AlphaGo uses two neural nets: one for move selection ("policy") and the other for position evaluation ("value"), but also uses MC search trees. Its strength is roughly top 1000 or so among all human players. In a few months it is scheduled to play one of the very best players in the world.
For training they used a 30 million position Go database of expert games (KGS Go Server). I have no intuition as to whether this is enough data to train the policy and value NNs. The quality of these NNs must be relatively good, as the MC tree search used was much smaller than for DeepBlue and its hand-crafted evaluation function.
Some grandmasters who reviewed AlphaGo's games were impressed by the "humanlike" quality of its play. More discussion: HNN, Reddit.

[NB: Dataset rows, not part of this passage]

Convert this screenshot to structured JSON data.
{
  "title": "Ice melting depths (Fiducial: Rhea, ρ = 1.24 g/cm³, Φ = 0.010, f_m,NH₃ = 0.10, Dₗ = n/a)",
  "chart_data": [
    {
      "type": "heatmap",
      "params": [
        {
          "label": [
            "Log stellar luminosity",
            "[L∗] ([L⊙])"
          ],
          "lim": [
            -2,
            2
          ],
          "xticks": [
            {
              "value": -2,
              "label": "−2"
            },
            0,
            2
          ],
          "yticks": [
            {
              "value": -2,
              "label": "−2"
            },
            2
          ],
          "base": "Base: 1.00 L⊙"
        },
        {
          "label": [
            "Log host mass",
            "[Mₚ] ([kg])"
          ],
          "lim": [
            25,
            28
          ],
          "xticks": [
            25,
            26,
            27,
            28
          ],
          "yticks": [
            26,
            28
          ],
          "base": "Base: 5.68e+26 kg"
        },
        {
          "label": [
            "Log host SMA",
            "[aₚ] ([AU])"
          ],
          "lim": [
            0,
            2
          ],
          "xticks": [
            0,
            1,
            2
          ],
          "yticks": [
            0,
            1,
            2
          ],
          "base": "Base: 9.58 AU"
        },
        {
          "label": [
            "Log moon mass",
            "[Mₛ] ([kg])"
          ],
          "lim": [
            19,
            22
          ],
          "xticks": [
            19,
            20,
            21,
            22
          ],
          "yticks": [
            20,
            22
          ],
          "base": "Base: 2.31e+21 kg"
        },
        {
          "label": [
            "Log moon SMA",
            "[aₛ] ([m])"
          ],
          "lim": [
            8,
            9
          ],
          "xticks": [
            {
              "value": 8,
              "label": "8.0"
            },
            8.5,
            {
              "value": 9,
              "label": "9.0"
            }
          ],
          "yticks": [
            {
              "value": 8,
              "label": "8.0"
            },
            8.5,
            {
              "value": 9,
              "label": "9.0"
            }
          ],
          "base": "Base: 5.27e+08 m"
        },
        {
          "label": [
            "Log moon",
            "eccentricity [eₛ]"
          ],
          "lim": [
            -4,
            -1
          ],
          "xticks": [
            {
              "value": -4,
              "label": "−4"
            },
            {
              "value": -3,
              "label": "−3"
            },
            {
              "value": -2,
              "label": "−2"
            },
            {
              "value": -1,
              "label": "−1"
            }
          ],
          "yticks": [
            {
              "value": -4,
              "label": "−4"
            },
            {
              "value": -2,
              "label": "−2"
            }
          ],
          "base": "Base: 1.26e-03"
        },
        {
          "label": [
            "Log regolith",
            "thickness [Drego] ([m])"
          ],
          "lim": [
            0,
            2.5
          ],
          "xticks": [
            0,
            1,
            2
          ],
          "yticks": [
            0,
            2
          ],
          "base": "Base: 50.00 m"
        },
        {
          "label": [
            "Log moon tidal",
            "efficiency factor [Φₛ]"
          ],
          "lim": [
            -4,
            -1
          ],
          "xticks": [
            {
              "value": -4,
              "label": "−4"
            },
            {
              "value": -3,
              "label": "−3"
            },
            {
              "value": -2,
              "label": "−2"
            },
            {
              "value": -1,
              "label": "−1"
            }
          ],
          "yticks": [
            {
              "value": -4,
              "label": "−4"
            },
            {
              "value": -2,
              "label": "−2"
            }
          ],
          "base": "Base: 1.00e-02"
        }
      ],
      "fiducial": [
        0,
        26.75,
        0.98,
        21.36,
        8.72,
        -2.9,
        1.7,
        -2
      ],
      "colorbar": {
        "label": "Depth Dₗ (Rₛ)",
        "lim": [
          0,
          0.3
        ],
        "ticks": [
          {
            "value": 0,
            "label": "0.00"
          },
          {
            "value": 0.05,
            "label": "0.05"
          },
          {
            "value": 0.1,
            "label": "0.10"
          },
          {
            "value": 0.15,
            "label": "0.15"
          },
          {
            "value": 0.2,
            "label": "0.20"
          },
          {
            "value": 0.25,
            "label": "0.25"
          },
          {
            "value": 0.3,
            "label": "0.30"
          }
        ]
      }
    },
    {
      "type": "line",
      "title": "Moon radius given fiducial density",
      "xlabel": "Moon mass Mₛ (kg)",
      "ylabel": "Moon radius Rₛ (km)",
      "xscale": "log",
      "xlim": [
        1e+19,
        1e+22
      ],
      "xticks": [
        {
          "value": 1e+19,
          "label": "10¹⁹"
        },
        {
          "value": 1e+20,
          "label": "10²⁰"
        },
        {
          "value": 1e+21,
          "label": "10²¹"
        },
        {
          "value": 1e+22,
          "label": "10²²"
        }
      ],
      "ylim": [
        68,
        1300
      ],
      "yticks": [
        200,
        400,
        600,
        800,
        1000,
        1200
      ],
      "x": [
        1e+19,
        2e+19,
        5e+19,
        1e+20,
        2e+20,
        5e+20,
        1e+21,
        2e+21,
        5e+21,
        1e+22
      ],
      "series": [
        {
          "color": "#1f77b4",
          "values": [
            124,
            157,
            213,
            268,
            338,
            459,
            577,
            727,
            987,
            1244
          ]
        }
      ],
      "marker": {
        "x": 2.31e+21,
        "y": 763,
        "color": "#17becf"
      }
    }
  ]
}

Mastering the game of Go with deep neural networks and tree search
Nature 529, 484–489 (28 January 2016) doi:10.1038/nature16961
The game of Go has long been viewed as the most challenging of classic games for artificial intelligence owing to its enormous search space and the difficulty of evaluating board positions and moves. Here we introduce a new approach to computer Go that uses ‘value networks’ to evaluate board positions and ‘policy networks’ to select moves. These deep neural networks are trained by a novel combination of supervised learning from human expert games, and reinforcement learning from games of self-play. Without any lookahead search, the neural networks play Go at the level of state-of-the-art Monte Carlo tree search programs that simulate thousands of random games of self-play. We also introduce a new search algorithm that combines Monte Carlo simulation with value and policy networks. Using this search algorithm, our program AlphaGo achieved a 99.8% winning rate against other Go programs, and defeated the human European Go champion by 5 games to 0. This is the first time that a computer program has defeated a human professional player in the full-sized game of Go, a feat previously thought to be at least a decade away.

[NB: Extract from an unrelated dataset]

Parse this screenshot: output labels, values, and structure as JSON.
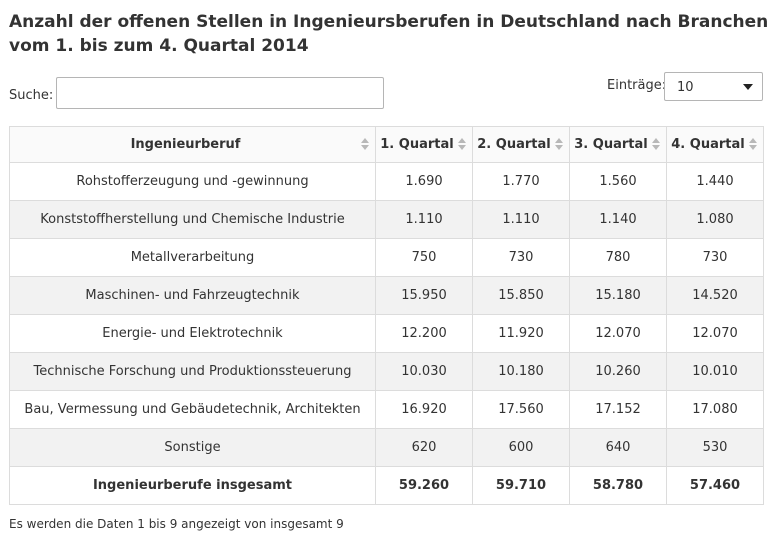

Schematic representation of the neural network architecture used in AlphaGo. The policy network takes a representation of the board position s as its input, passes it through many convolutional layers with parameters σ (SL policy network) or ρ (RL policy network), and outputs a probability distribution p (a|s) or p (a|s) over legal moves a, represented by a σρ probability map over the board. The value network similarly uses many convolutional layers with parameters θ, but outputs a scalar value vθ(s′) that predicts the expected outcome in position s′.
Related News: commenter STS points me to some work showing the equivalence of Deep Learning to the Renormalization Group in physics. See also Quanta magazine. The key aspect of RG here is the identification of important degrees of freedom in the process of coarse graining. These degrees of freedom make up so-called Effective Field Theories in particle physics.
These are the days of miracle and wonder!